The enjoyment I derive from going to an art exhibition, especially of abstract works, is the process of interpretation. Trying to make sense of the patterns, colours, lines, and brush strokes is like feeding on a sort of cerebral feast. I keep discovering ideas and meanings as I interpret them. But, I also often wonder whether I might have got them all wrong. Therefore, it was a perfect opportunity when an exhibition near where I lived would be attended personally by the artist: I could ask her how to interpret and enjoy them.
At the Art Hall, the usher pointed at the direction of Jackie Lee, the artist, but I was distracted. I was more preoccupied with seeing her works. They were eclectic choices. I admired her depictions of tango music in paintings and was particularly curious about the interpretations of local sights. Why did she paint them in such lights? What did she want to capture? What did she want to tell? I was also particularly fond of the painting of a rose with an effect of gold gilding, but what struck a chord with me were the abstract works. And, that was when I approached the unassuming lady. My encounter with her would prove to be quite the revelation.
Rose: The Rose gives her a sense of comfort, and Jackie Lee’s fondness of a special copper-toned gold pigment is evident in the gold gilding on the petals. This particular pigment can only be ordered from the United States, where she spent a large part honing her skills and where she developed a special attachment. To me, it evokes the opulent oriental rose of Portrait of A Lady (Frédéric Malle, 2010).

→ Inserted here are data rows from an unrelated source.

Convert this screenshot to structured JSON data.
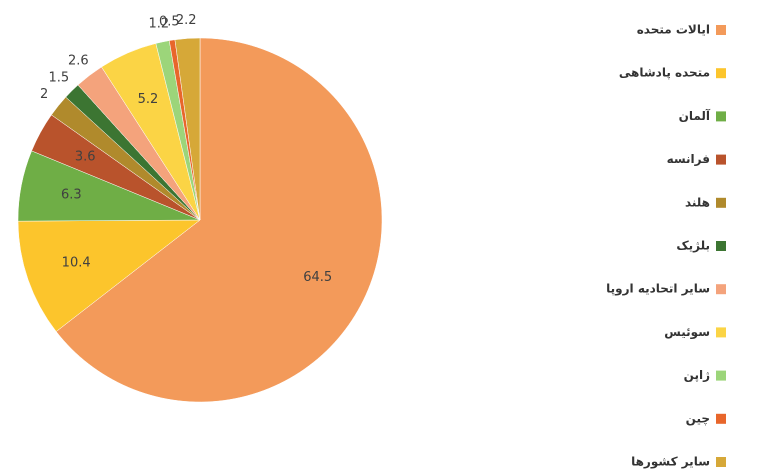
{
  "chart_data": {
    "type": "pie",
    "categories": [
      "ایالات متحده",
      "متحده پادشاهی",
      "آلمان",
      "فرانسه",
      "هلند",
      "بلژیک",
      "سایر اتحادیه اروپا",
      "سوئیس",
      "ژاپن",
      "چین",
      "سایر کشورها"
    ],
    "values": [
      64.5,
      10.4,
      6.3,
      3.6,
      2,
      1.5,
      2.6,
      5.2,
      1.2,
      0.5,
      2.2
    ],
    "colors": [
      "#F39A5A",
      "#FCC52C",
      "#6FAE46",
      "#B9532C",
      "#B08A2C",
      "#3C7532",
      "#F4A37C",
      "#FBD445",
      "#9CD57A",
      "#E8662B",
      "#D6A838"
    ]
  }
}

Skyline of Hong Kong: The colourful skyline of Hong Kong at night as seen through Jackie Lee’s eyes. Although she had lived in Hong Kong for a long time, that particular night when the skyline seemed to have been imbued with bizarre colours, the likes of which she had never seen or thought of before, inspired her to capture them.
As I noticed the use of lines reminiscent of many works by Joan Miró, I asked her whether she had a particular influence or style. The answer was yes and no: ‘As much as I try to develop my own style, I also do not wish to limit myself to a single style’. This was also the reason why she did not want to work for galleries. She believed that confining herself to a house style would limit her breadth of options, of what she could do.
This freedom of expression, moreover, accounted for her love of abstraction. According to Jackie Lee, there were no rules in abstraction, and ‘you make the painting yours’. The artist created an abstract as the embodiment of his emotions for himself, but he made no impositions or provisions for the audience. Thus, one could interpret the abstract piece however one liked. ‘It is my secret, but it is also yours,’ as Jackie put it. To enjoy an abstract was not to know the story behind it, but to think and interpret it for oneself, to make it your own.
As a case in point, I was very struck by the piece above such that I forgot to jot down the title of it. It felt like a vantage point of one with a chaotic state of mind gazing through the window at the vibrant city in the backdrop at night. In retrospect, that sounds very much like me trying to find my way in the hustle and bustle of this city. It is a bit unsettling and, perhaps, threatening to discover that this piece has unravelled a turmoil within, but I also accept it for what this piece and my experience have evoked for me. It might be something else for Jackie, but the abstract gives me the freedom to explore and assign my interpretation to it, unencumbered by any object forms or preconceived notions. And, its given title no longer matters.
When I think about it, I have been enjoying this allure of abstracts all along. The process of ‘making an abstract art work mine’ makes for such a quiet, yet intensely engaging activity. What the lines mean, what the textures and patterns do, what the colours are doing…Then, there are the questions of feelings: visceral, instinctive, cerebral, dark, emotional, light, vibrant, or peaceful. The formal qualities are explored in abstraction, but it is up to the thinking, reflection, and personal experiences that render abstracts meaningful. Though crafted and exhibited to many, abstract works interestingly remain personal, intimate, and unique to each of us. That is the very attraction of abstracts.
Hence, to enjoy an abstract piece, one simply immerses oneself in it. For me, I would approach it the only way I know, the only way I did with music: unburdened by any rules whatsoever. Be it Italian, French, or German opera, I let them evoke any feelings or emotions freely. So, I would make whatever I wish of the lines, patterns, textures, and colours, and enjoy the personal discoveries the piece gives to me.